Okay, someone deployed Registry for private usage and stored his images. Where is the problem?

Here you can know what protocol is used by the registry. It’s HTTP API.

Here you can find information about deploying Registries. Do you see the topic of security deploying? First, we see something about TLS. Okay, it’s important, but what about authentication in Registry? Below is the documentation, we see a topic “Restricting access”. But this topic is almost the last😨 Do you understand my mind?

If the administrator didn’t read the documentation properly — Docker Registry will be deployed without authentication. Everyone who knows about your Registry can access your images and code. It’s a good attack vector with a good impact — disclosing source code.

Let’s start hunting!

I wanted to find Docker Registries on the Internet and check its authentication mechanism. But how do it?

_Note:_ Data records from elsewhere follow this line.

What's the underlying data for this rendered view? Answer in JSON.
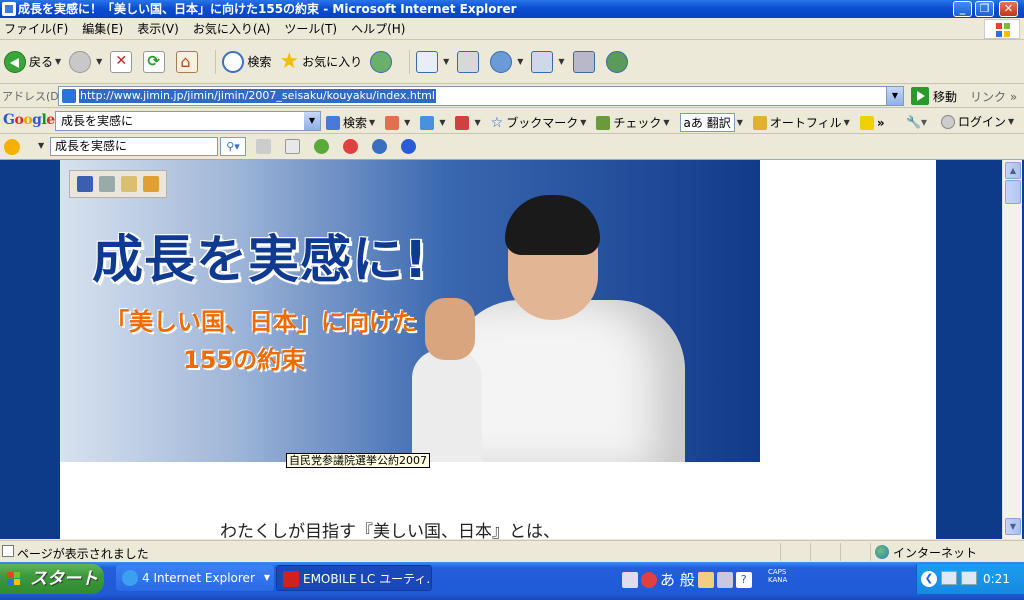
{
  "window": {
    "title": "成長を実感に！「美しい国、日本」に向けた155の約束 - Microsoft Internet Explorer"
  },
  "menu": [
    "ファイル(F)",
    "編集(E)",
    "表示(V)",
    "お気に入り(A)",
    "ツール(T)",
    "ヘルプ(H)"
  ],
  "toolbar": {
    "back": "戻る",
    "search": "検索",
    "favorites": "お気に入り"
  },
  "address": {
    "label": "アドレス(D)",
    "url": "http://www.jimin.jp/jimin/jimin/2007_seisaku/kouyaku/index.html",
    "go": "移動",
    "links": "リンク",
    "links_more": "»"
  },
  "google_toolbar": {
    "logo": "Google",
    "query": "成長を実感に",
    "search": "検索",
    "bookmarks": "ブックマーク",
    "check": "チェック",
    "translate": "翻訳",
    "translate_icon": "aあ",
    "autofill": "オートフィル",
    "more": "»",
    "login": "ログイン"
  },
  "link_toolbar": {
    "query": "成長を実感に"
  },
  "page": {
    "banner_title": "成長を実感に!",
    "banner_sub1": "「美しい国、日本」に向けた",
    "banner_sub2": "155の約束",
    "tooltip": "自民党参議院選挙公約2007",
    "body_text": "わたくしが目指す『美しい国、日本』とは、"
  },
  "status": {
    "text": "ページが表示されました",
    "zone": "インターネット"
  },
  "taskbar": {
    "start": "スタート",
    "tasks": [
      {
        "label": "4 Internet Explorer"
      },
      {
        "label": "EMOBILE LC ユーティ..."
      }
    ],
    "ime_text": "あ 般",
    "caps": "CAPS",
    "kana": "KANA",
    "clock": "0:21"
  },
  "colors": {
    "titlebar": "#0a4fd0",
    "taskbar": "#245edb",
    "page_background": "#0e3a8a",
    "banner_title": "#0f3a8f",
    "banner_sub": "#f06a00"
  }
}
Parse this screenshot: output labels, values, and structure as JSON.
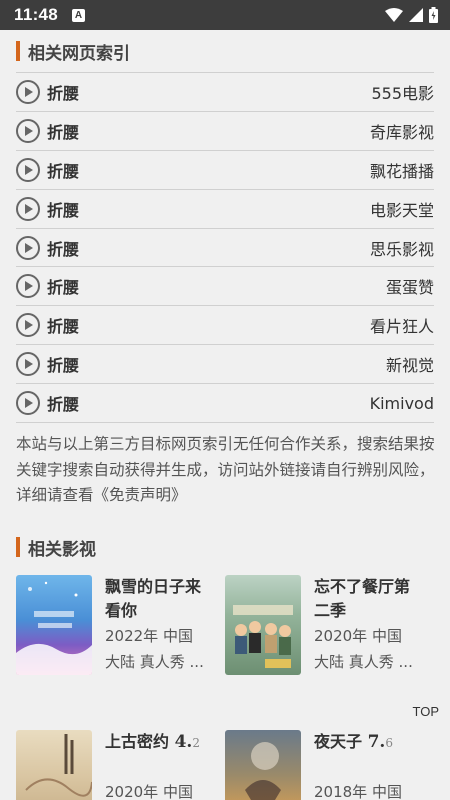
{
  "status_bar": {
    "time": "11:48",
    "badge": "A"
  },
  "related_pages": {
    "heading": "相关网页索引",
    "items": [
      {
        "title": "折腰",
        "source": "555电影"
      },
      {
        "title": "折腰",
        "source": "奇库影视"
      },
      {
        "title": "折腰",
        "source": "飘花播播"
      },
      {
        "title": "折腰",
        "source": "电影天堂"
      },
      {
        "title": "折腰",
        "source": "思乐影视"
      },
      {
        "title": "折腰",
        "source": "蛋蛋赞"
      },
      {
        "title": "折腰",
        "source": "看片狂人"
      },
      {
        "title": "折腰",
        "source": "新视觉"
      },
      {
        "title": "折腰",
        "source": "Kimivod"
      }
    ],
    "disclaimer": "本站与以上第三方目标网页索引无任何合作关系，搜索结果按关键字搜索自动获得并生成，访问站外链接请自行辨别风险，详细请查看《免责声明》"
  },
  "related_videos": {
    "heading": "相关影视",
    "cards": [
      {
        "name": "飘雪的日子来看你",
        "meta1": "2022年 中国",
        "meta2": "大陆 真人秀 ..."
      },
      {
        "name": "忘不了餐厅第二季",
        "meta1": "2020年 中国",
        "meta2": "大陆 真人秀 ..."
      },
      {
        "name": "上古密约",
        "score_int": "4.",
        "score_dec": "2",
        "meta1": "2020年 中国"
      },
      {
        "name": "夜天子",
        "score_int": "7.",
        "score_dec": "6",
        "meta1": "2018年 中国"
      }
    ]
  },
  "top_label": "TOP"
}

Searching for 5000 port is not efficient. Someone deploy it on other ports. Let’s deploy our instance for searching fingerprints.

Example of connection to a local instance

Docker Registry’s fingerprint is Docker-Distribution-Api-Version header. I used this fingerprint for an initial search with Shodan. I have a Developer account in Shodan and I used Shodan API.

Shodan results

The second phase is checking — does registry have authentication or not? Let’s look at the documentation about Docker registry API. For checking I used this path:

Registry HTTP API method description

Okay, it’s time to write a simple script that will do those things:

  1. Create a query to Shodan API to find header: Docker-Distribution-API-Version
  2. Parse results
  3. Try to connect to hosts from the results
  4. Try to connect to Registry API endpoint: /v2/_catalog
  5. Save results for each host

Finds

I scanned hosts from the Shodan query’s result and got something. If you want some statistics (even if you don’t want😀) there is:

We found 94 open Docker Registries. The next step is researching what repositories of Registries contain.

Many of that contain not interesting for me repositories:

Useless finds

But something was interesting… 🤔

Give me more source code of apps!
Give me more source code of apps!

Now we can download something’s images with applications and get the code:

curl https://registry.example.com/v2/<image_name>/tags/list

docker pull https://registry.example.com:443/<image_name>:<tag>

Now we have an image and can inspect it. Let’s run it and inspect filesystem:

Manifest of one of the app

I have notified owners of Registries about my finds. Someone paid a bounty, others were ignoring me, but have closed the Registries without any thanks🤨

Bounty earned

So, Registry hunting was a good time spending😉 Thanks for reading!